Nick Heidfeld is still hopeful of landing a Formula 1 drive for 2010. Heidfeld admits that his chances took a hit when Michael Schumacher recently announced that he was coming out of retirement to drive for Mercedes GP on a three-year deal. Heidfeld had been the putative Plan B for the Brackley-based squad should they have been unable to secure the services of the seven-time uber-champ.
On his official website, Heidfeld put a good face on the matter, and said the politic thing: “This is certainly a great thing for Formula 1 and I wish good luck to Michael and Mercedes.”
However, he also acknowledged that the return of Schumi would impact his own career options. “This decision affects me directly because it means there is a relevant less space for next year,” he said. “I am not naive when I say, especially after the past few weeks, a lot of unexpected things can happen in Formula 1.”
It has also been suggested that a return to his former team, Sauber, might be on the cards for Heidfeld, but recent reports have suggested that Pedro de la Rosa might have the inside track to landing Sabuer’s vacancy.
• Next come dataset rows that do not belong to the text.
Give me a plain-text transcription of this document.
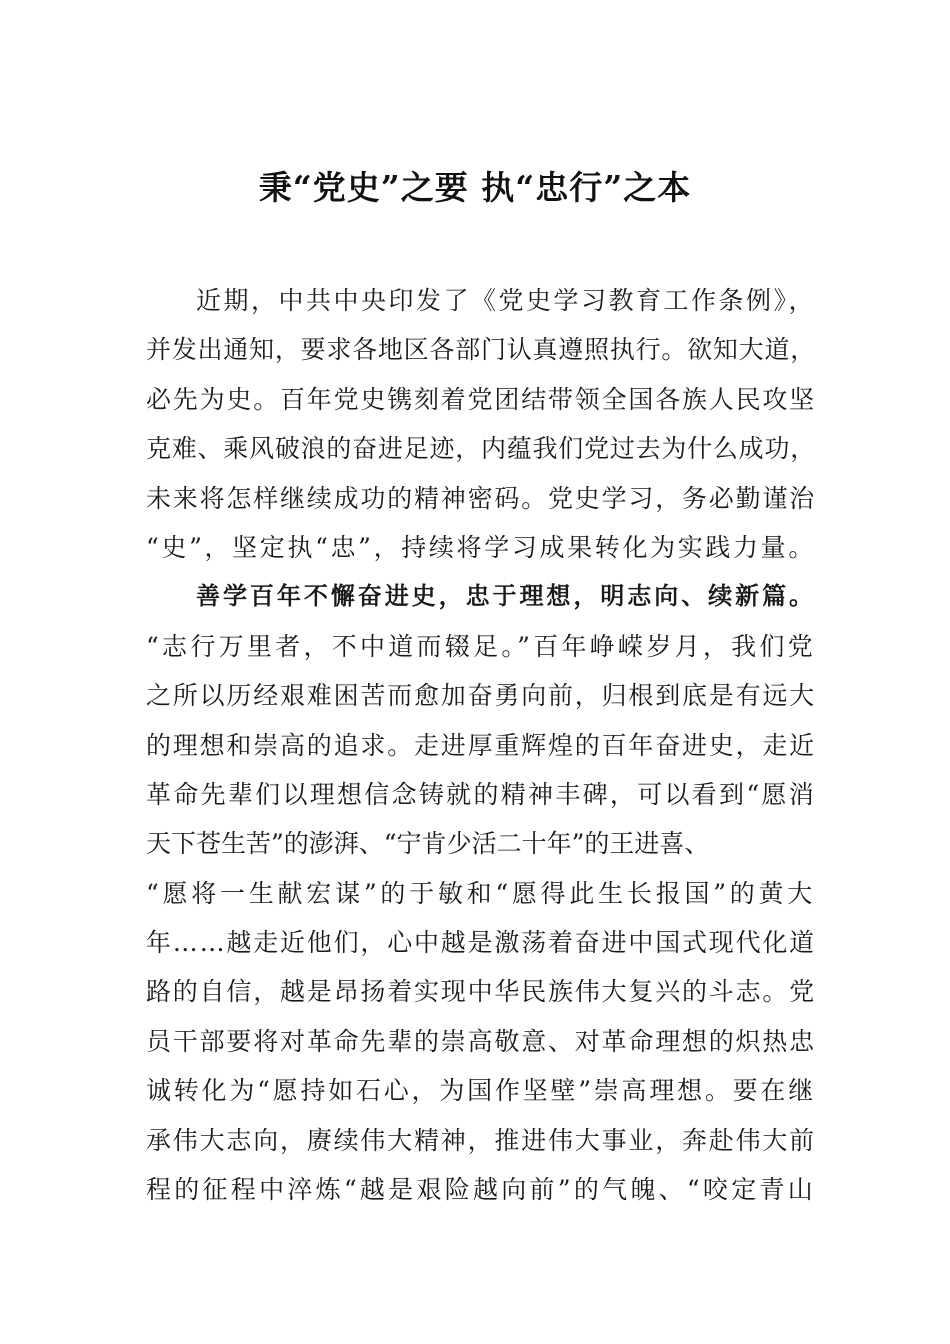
秉“党史”之要 执“忠行”之本
近期，中共中央印发了《党史学习教育工作条例》，
并发出通知，要求各地区各部门认真遵照执行。欲知大道，
必先为史。百年党史镌刻着党团结带领全国各族人民攻坚
克难、乘风破浪的奋进足迹，内蕴我们党过去为什么成功，
未来将怎样继续成功的精神密码。党史学习，务必勤谨治
“史”，坚定执“忠”，持续将学习成果转化为实践力量。
善学百年不懈奋进史，忠于理想，明志向、续新篇。
“志行万里者，不中道而辍足。”百年峥嵘岁月，我们党
之所以历经艰难困苦而愈加奋勇向前，归根到底是有远大
的理想和崇高的追求。走进厚重辉煌的百年奋进史，走近
革命先辈们以理想信念铸就的精神丰碑，可以看到“愿消
天下苍生苦”的澎湃、“宁肯少活二十年”的王进喜、
“愿将一生献宏谋”的于敏和“愿得此生长报国”的黄大
年……越走近他们，心中越是激荡着奋进中国式现代化道
路的自信，越是昂扬着实现中华民族伟大复兴的斗志。党
员干部要将对革命先辈的崇高敬意、对革命理想的炽热忠
诚转化为“愿持如石心，为国作坚壁”崇高理想。要在继
承伟大志向，赓续伟大精神，推进伟大事业，奔赴伟大前
程的征程中淬炼“越是艰险越向前”的气魄、“咬定青山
Peter Sauber has already confirmed Japanese pilot Kamui Kobayashi as one of his drivers next year.
It’s also been suggested that Heidfeld might follow his former BMW partner Robert Kubica to Renault, which beginning next year will be under management of the Luxembourg-based Genii Captial. The new management team at Genii/Renault, however, have been slow to drop any hints regarding their short list for their second seat.
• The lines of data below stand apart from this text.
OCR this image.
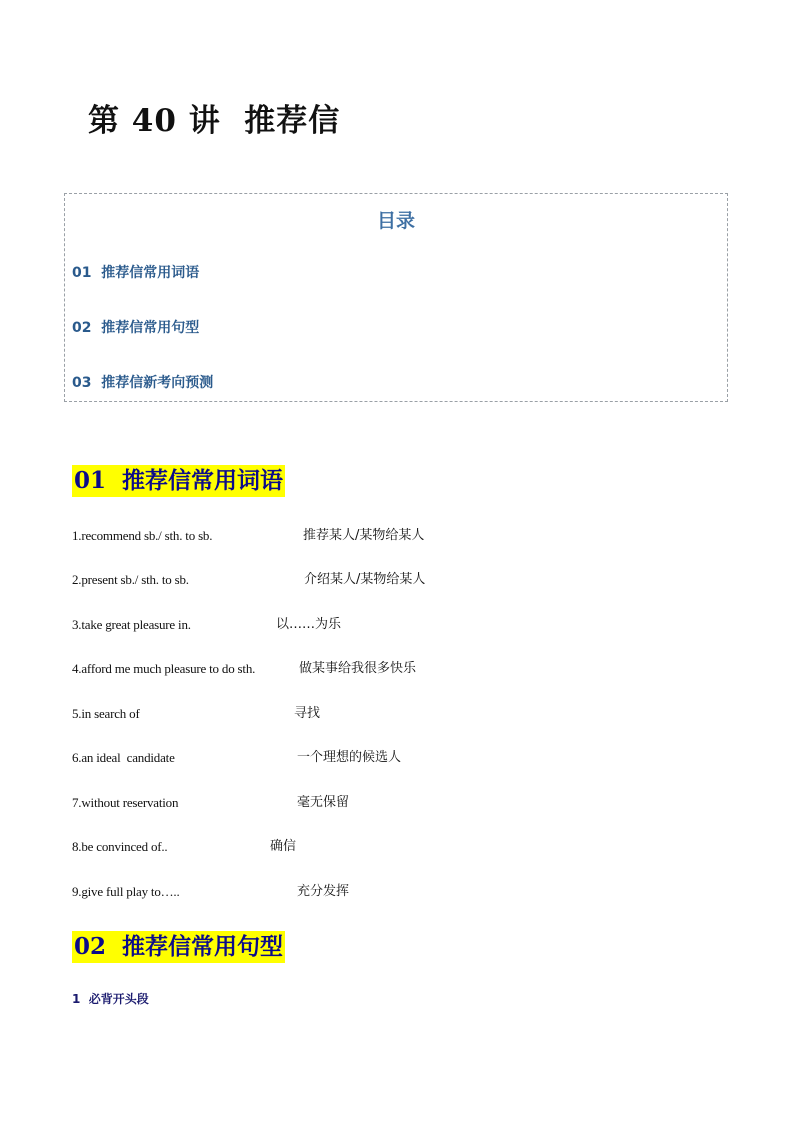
第 40 讲  推荐信
目录
01  推荐信常用词语
02  推荐信常用句型
03  推荐信新考向预测
01  推荐信常用词语
1.recommend sb./ sth. to sb.	推荐某人/某物给某人
2.present sb./ sth. to sb.	介绍某人/某物给某人
3.take great pleasure in.	以……为乐
4.afford me much pleasure to do sth.	做某事给我很多快乐
5.in search of	寻找
6.an ideal  candidate	一个理想的候选人
7.without reservation	毫无保留
8.be convinced of..	确信
9.give full play to…..	充分发挥
02  推荐信常用句型
1  必背开头段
Barring the Renault or Sauber options, Heidfeld’s opportunities would be limited. The only other vacancies on the grid currently are at Toro Rosso (Jaime Alguersuari has yet to be confirmed for the second seat), Campos (who thus far have confirmed only Bruno Senna) and USF1 (who have yet to make any announcements regarding their driver lineup).
Another possibility mentioned by paddock prognosticators is the reserve driver slot at Mercedes GP. Given that in-season testing is now banned, however (with the old “test driver” title having been replaced by the “reserve” nomenclature), this position is virtually a job without a function. A reserve driver is like an stage actor’s understudy: he spends most of his time lingering in the pit lane, waiting for some malady to befall one of the primary drivers, so he act as substitute. The unfortunate result, as was seen when Luca Badoer attempted to fill in for the mending Felipe Massa in 2009, is that the reserve driver can lose his edge.
That being the case, if Heidfeld is unable to secure a slot at one of the second-tier teams (i.e. Renault or Sauber) for 2010, one suspects his best career move might be a switch to another formula, such as the German DTM series, or the American ALMS. A number of former F1 pilots have extended their careers in these series. Examples: Jean Alesi, Mika Hakkinen, Ralf Schumacher and Heinz-Herald Frentzen have all spent time in the DTM; and J.J. Lehto, Jan Magnussen, Allan McNish and Mika Salo have all driven in the ALMS.